Elle doit aussi nous interroger sur la question de la représentativité et du dialogue social dans cet environnement juridique nouveau. Force est de constater que les conférences territoriales de dialogue social (CTDS – une proposition de la CFDT) sont globalement peu investies par les porteurs. Elles ne disposent ni de compétences ni de moyens d’interpellation.

L’introduction de la personnalité morale pour les GHT par la loi Valletoux peut être perçue comme une avancée dans la structuration du paysage hospitalier français. Elle propose un cadre pour approfondir l’organisation territoriale des soins dans certains territoires. Toutefois, elle ne doit pas occulter les attentes des professionnels de santé et des patients. Pendant que nous équipons les GHT de ces nouvelles opportunités, en espérant qu’elles façonnent un avenir plus structuré, il semble que l’horizon de l’offre territoriale de soins, avec ses enjeux et ses défis, ne s’éclaircisse guère…
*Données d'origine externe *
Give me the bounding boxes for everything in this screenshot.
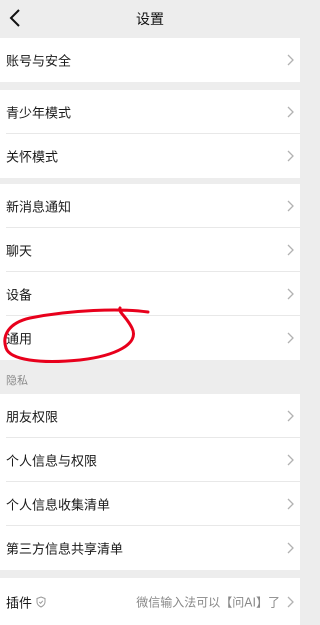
settings-item-friend-permissions[interactable]: 朋友权限	[0, 394, 300, 438]
chevron-right-icon	[287, 542, 294, 554]
chevron-right-icon	[287, 288, 294, 300]
settings-item-info-collection-list[interactable]: 个人信息收集清单	[0, 482, 300, 526]
chevron-right-icon	[287, 596, 294, 607]
account-group: 账号与安全	[0, 38, 300, 82]
chevron-right-icon	[287, 454, 294, 466]
chevron-right-icon	[287, 150, 294, 162]
settings-item-label: 个人信息与权限	[6, 454, 98, 470]
settings-item-teen-mode[interactable]: 青少年模式	[0, 90, 300, 134]
settings-item-chat[interactable]: 聊天	[0, 228, 300, 272]
settings-item-label: 账号与安全	[6, 54, 72, 70]
chevron-right-icon	[287, 106, 294, 118]
mode-group: 青少年模式 关怀模式	[0, 90, 300, 178]
settings-item-label: 设备	[6, 288, 33, 304]
settings-item-label: 青少年模式	[6, 106, 72, 122]
chevron-right-icon	[287, 200, 294, 212]
settings-item-label: 插件	[6, 596, 33, 611]
settings-item-label: 新消息通知	[6, 200, 72, 216]
settings-item-plugins[interactable]: 插件 微信输入法可以【问AI】了	[0, 578, 300, 625]
plugin-group: 插件 微信输入法可以【问AI】了	[0, 578, 300, 625]
general-group: 新消息通知 聊天 设备 通用	[0, 184, 300, 360]
settings-item-personal-info-permissions[interactable]: 个人信息与权限	[0, 438, 300, 482]
chevron-right-icon	[287, 498, 294, 510]
settings-item-label: 朋友权限	[6, 410, 59, 426]
top-bar: 设置	[0, 0, 300, 38]
chevron-right-icon	[287, 332, 294, 344]
settings-item-label: 第三方信息共享清单	[6, 542, 124, 558]
shield-icon	[36, 595, 46, 608]
settings-item-label: 聊天	[6, 244, 33, 260]
settings-item-label: 个人信息收集清单	[6, 498, 111, 514]
settings-item-care-mode[interactable]: 关怀模式	[0, 134, 300, 178]
settings-item-devices[interactable]: 设备	[0, 272, 300, 316]
settings-item-label: 通用	[6, 332, 33, 348]
chevron-right-icon	[287, 244, 294, 256]
page-title: 设置	[136, 12, 164, 28]
chevron-right-icon	[287, 54, 294, 66]
chevron-right-icon	[287, 410, 294, 422]
privacy-section-label: 隐私	[6, 374, 28, 387]
settings-item-notifications[interactable]: 新消息通知	[0, 184, 300, 228]
settings-item-label: 关怀模式	[6, 150, 59, 166]
plugin-promo-text: 微信输入法可以【问AI】了	[136, 595, 280, 609]
settings-item-account-security[interactable]: 账号与安全	[0, 38, 300, 82]
settings-item-third-party-sharing-list[interactable]: 第三方信息共享清单	[0, 526, 300, 570]
settings-item-general[interactable]: 通用	[0, 316, 300, 360]
privacy-group: 朋友权限 个人信息与权限 个人信息收集清单 第三方信息共享清单	[0, 394, 300, 570]
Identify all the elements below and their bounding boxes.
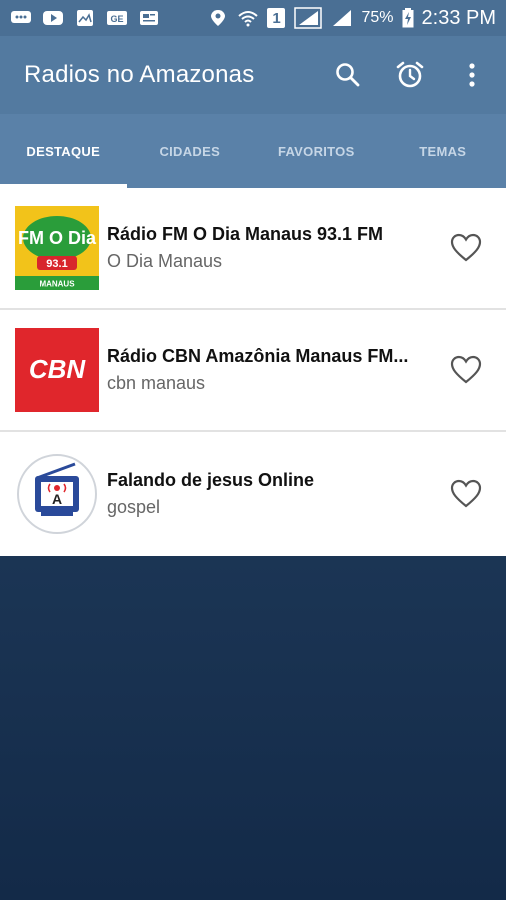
cbn-logo: CBN <box>15 328 99 412</box>
svg-text:93.1: 93.1 <box>46 258 67 270</box>
news-icon <box>140 11 158 25</box>
station-text: Falando de jesus Online gospel <box>107 470 506 518</box>
radio-tower-logo: A <box>17 454 97 534</box>
station-subtitle: gospel <box>107 497 161 517</box>
app-title: Radios no Amazonas <box>24 61 255 88</box>
alarm-icon <box>396 61 424 88</box>
more-options-button[interactable] <box>454 57 490 93</box>
station-text: Rádio CBN Amazônia Manaus FM... cbn mana… <box>107 346 506 394</box>
tab-bar: DESTAQUE CIDADES FAVORITOS TEMAS <box>0 114 506 188</box>
search-button[interactable] <box>330 57 366 93</box>
search-icon <box>336 63 360 87</box>
ge-icon: GE <box>107 11 127 25</box>
signal-icon-2 <box>333 10 352 26</box>
more-vert-icon <box>469 63 475 87</box>
station-subtitle: O Dia Manaus <box>107 251 223 271</box>
station-subtitle: cbn manaus <box>107 373 206 393</box>
station-list: FM O Dia 93.1 MANAUS Rádio FM O Dia Mana… <box>0 188 506 556</box>
svg-text:GE: GE <box>110 14 123 24</box>
sim-icon: 1 <box>267 8 286 28</box>
station-title: Falando de jesus Online <box>107 470 315 490</box>
svg-text:A: A <box>52 491 62 507</box>
favorite-heart-icon[interactable] <box>450 355 482 385</box>
location-icon <box>211 10 226 26</box>
battery-percentage: 75% <box>361 9 394 26</box>
station-text: Rádio FM O Dia Manaus 93.1 FM O Dia Mana… <box>107 224 506 272</box>
svg-text:FM O Dia: FM O Dia <box>18 228 97 248</box>
alarm-button[interactable] <box>392 57 428 93</box>
battery-icon <box>402 8 414 28</box>
station-title: Rádio CBN Amazônia Manaus FM... <box>107 346 409 366</box>
image-icon <box>77 10 93 26</box>
status-notifications: GE <box>10 9 160 27</box>
clock: 2:33 PM <box>421 6 496 29</box>
odia-logo: FM O Dia 93.1 MANAUS <box>15 206 99 290</box>
signal-icon <box>294 7 323 29</box>
status-bar: GE 1 75% 2:33 PM <box>0 0 506 36</box>
favorite-heart-icon[interactable] <box>450 479 482 509</box>
favorite-heart-icon[interactable] <box>450 233 482 263</box>
app-actions <box>330 57 490 93</box>
tab-temas[interactable]: TEMAS <box>380 114 506 188</box>
station-row[interactable]: CBN Rádio CBN Amazônia Manaus FM... cbn … <box>0 310 506 432</box>
app-bar: Radios no Amazonas <box>0 36 506 114</box>
station-row[interactable]: A Falando de jesus Online gospel <box>0 432 506 556</box>
station-row[interactable]: FM O Dia 93.1 MANAUS Rádio FM O Dia Mana… <box>0 188 506 310</box>
status-system: 1 75% 2:33 PM <box>207 7 496 30</box>
tab-favoritos[interactable]: FAVORITOS <box>253 114 380 188</box>
youtube-icon <box>43 11 63 25</box>
svg-text:MANAUS: MANAUS <box>39 280 75 289</box>
station-title: Rádio FM O Dia Manaus 93.1 FM <box>107 224 384 244</box>
tab-cidades[interactable]: CIDADES <box>127 114 254 188</box>
svg-text:CBN: CBN <box>29 354 87 384</box>
tab-destaque[interactable]: DESTAQUE <box>0 114 127 188</box>
wifi-icon <box>238 11 259 27</box>
chat-icon <box>11 11 31 23</box>
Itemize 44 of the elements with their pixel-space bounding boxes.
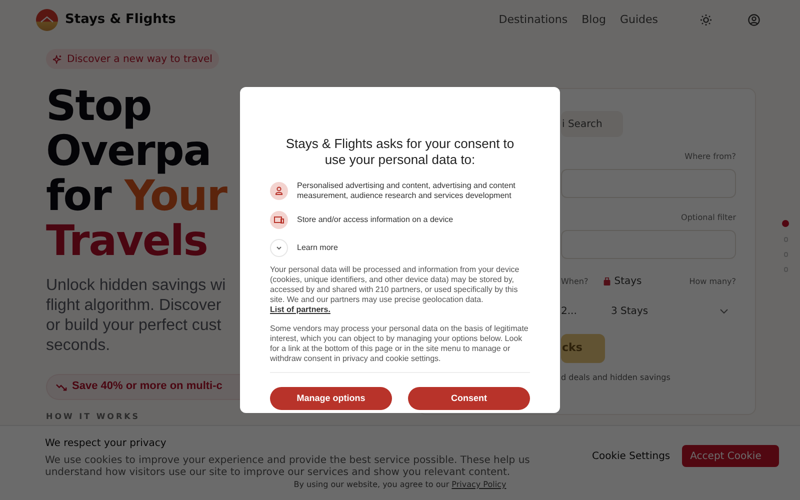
person-icon — [270, 182, 288, 200]
brand-name[interactable]: Stays & Flights — [65, 10, 176, 30]
field-label: Optional filter — [680, 212, 736, 224]
privacy-policy-link[interactable]: Privacy Policy — [452, 480, 506, 489]
sun-icon[interactable] — [700, 14, 712, 26]
nav-link[interactable]: Destinations — [498, 12, 568, 28]
date-field[interactable]: 2... — [561, 298, 597, 324]
field-label: Where from? — [684, 151, 736, 163]
savings-pill: Save 40% or more on multi-c — [46, 374, 240, 400]
trending-down-icon — [56, 382, 67, 390]
device-icon — [270, 211, 288, 229]
discover-badge: Discover a new way to travel — [46, 49, 220, 69]
luggage-icon — [603, 277, 612, 286]
dialog-title: Stays & Flights asks for your consent to use your personal data to: — [284, 136, 516, 168]
cookie-text: We use cookies to improve your experience and provide the best service possible. These help us understand how visitors use our site to improve our services and show you relevant content. — [45, 455, 531, 479]
field-label: How many? — [689, 276, 736, 288]
dialog-paragraph: Your personal data will be processed and information from your device (cookies, unique identifiers, and other device data) may be stored by, accessed by and shared with 210 partners, or used specifically by this site. We and our partners may use precise geolocation data. List of partners. — [270, 265, 520, 315]
partners-link[interactable]: List of partners. — [270, 305, 330, 314]
filter-field[interactable] — [561, 230, 736, 259]
section-label: HOW IT WORKS — [46, 410, 142, 422]
cookie-title: We respect your privacy — [45, 437, 168, 451]
purpose-text: Store and/or access information on a device — [297, 215, 454, 225]
chevron-down-icon[interactable] — [270, 239, 288, 257]
search-tab[interactable]: i Search — [561, 111, 623, 137]
search-note: d deals and hidden savings — [561, 372, 672, 384]
field-label: When? — [561, 276, 588, 288]
sparkle-icon — [53, 54, 62, 64]
hero-headline: Stop Overpa for Your Travels — [46, 82, 228, 262]
manage-options-button[interactable]: Manage options — [270, 387, 392, 410]
cookie-footer-text: By using our website, you agree to our Privacy Policy — [292, 479, 508, 491]
hero-subtitle: Unlock hidden savings wi flight algorithm. Discover or build your perfect cust seconds. — [46, 276, 227, 356]
nav-link[interactable]: Guides — [620, 12, 658, 28]
user-icon[interactable] — [748, 14, 760, 26]
accept-cookies-button[interactable]: Accept Cookie — [682, 445, 780, 467]
stays-select[interactable]: 3 Stays — [603, 298, 736, 324]
logo-icon[interactable] — [36, 9, 58, 31]
nav-link[interactable]: Blog — [582, 12, 606, 28]
learn-more-link[interactable]: Learn more — [297, 242, 338, 254]
dialog-paragraph: Some vendors may process your personal data on the basis of legitimate interest, which you can object to by managing your options below. Look for a link at the bottom of this page or in the site menu to manage or withdraw consent in privacy and cookie settings. — [270, 324, 530, 364]
consent-button[interactable]: Consent — [408, 387, 530, 410]
purpose-text: Personalised advertising and content, advertising and content measurement, audience research and services development — [297, 181, 516, 201]
field-label: Stays — [614, 275, 642, 289]
chevron-down-icon — [720, 308, 728, 314]
from-field[interactable] — [561, 169, 736, 198]
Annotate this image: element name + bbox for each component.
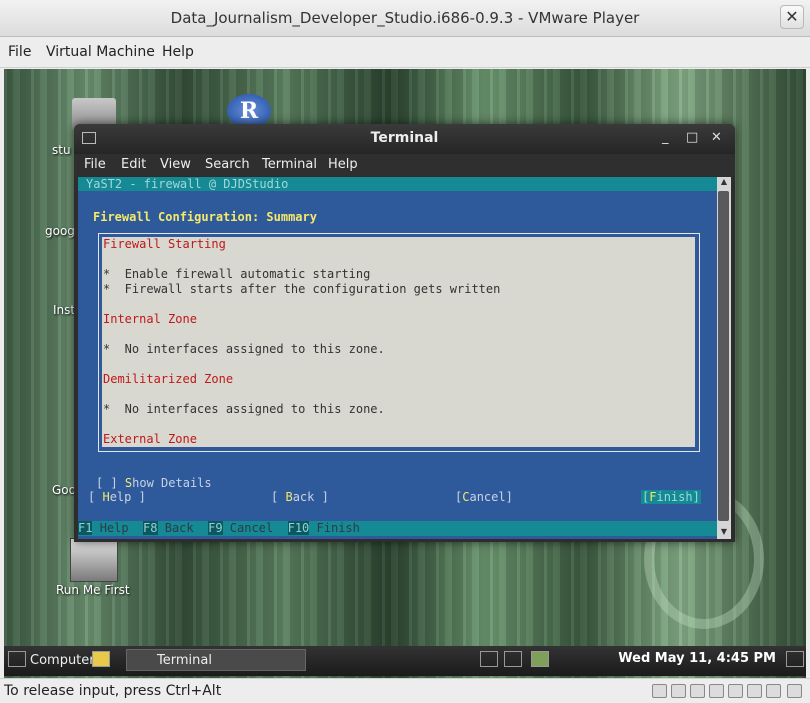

Cette disposition n’est pas anodine. Elle apportera peut-être des développements positifs, mais ouvrira aussi de nouvelles rivalités politiques ou médicales, des logiques de carrières différentes. Cette « simplification » proposée sera sans doute source de complexité et d’ambivalence qui devront être gérées. Encore une fois, il est regrettable qu’une telle évolution soit faite sans associer étroitement les acteurs, notamment les représentants des corps de direction, ce qui a fait défaut globalement jusqu’ici pour cette disposition, mais aussi pour d’autres comme la mise en place des GTSMS, le gouvernement n’étant préoccupé que par la procédure législative. Pour le SYNCASS-CFDT, c’est une carence majeure, malheureusement récurrente lors de cette mandature.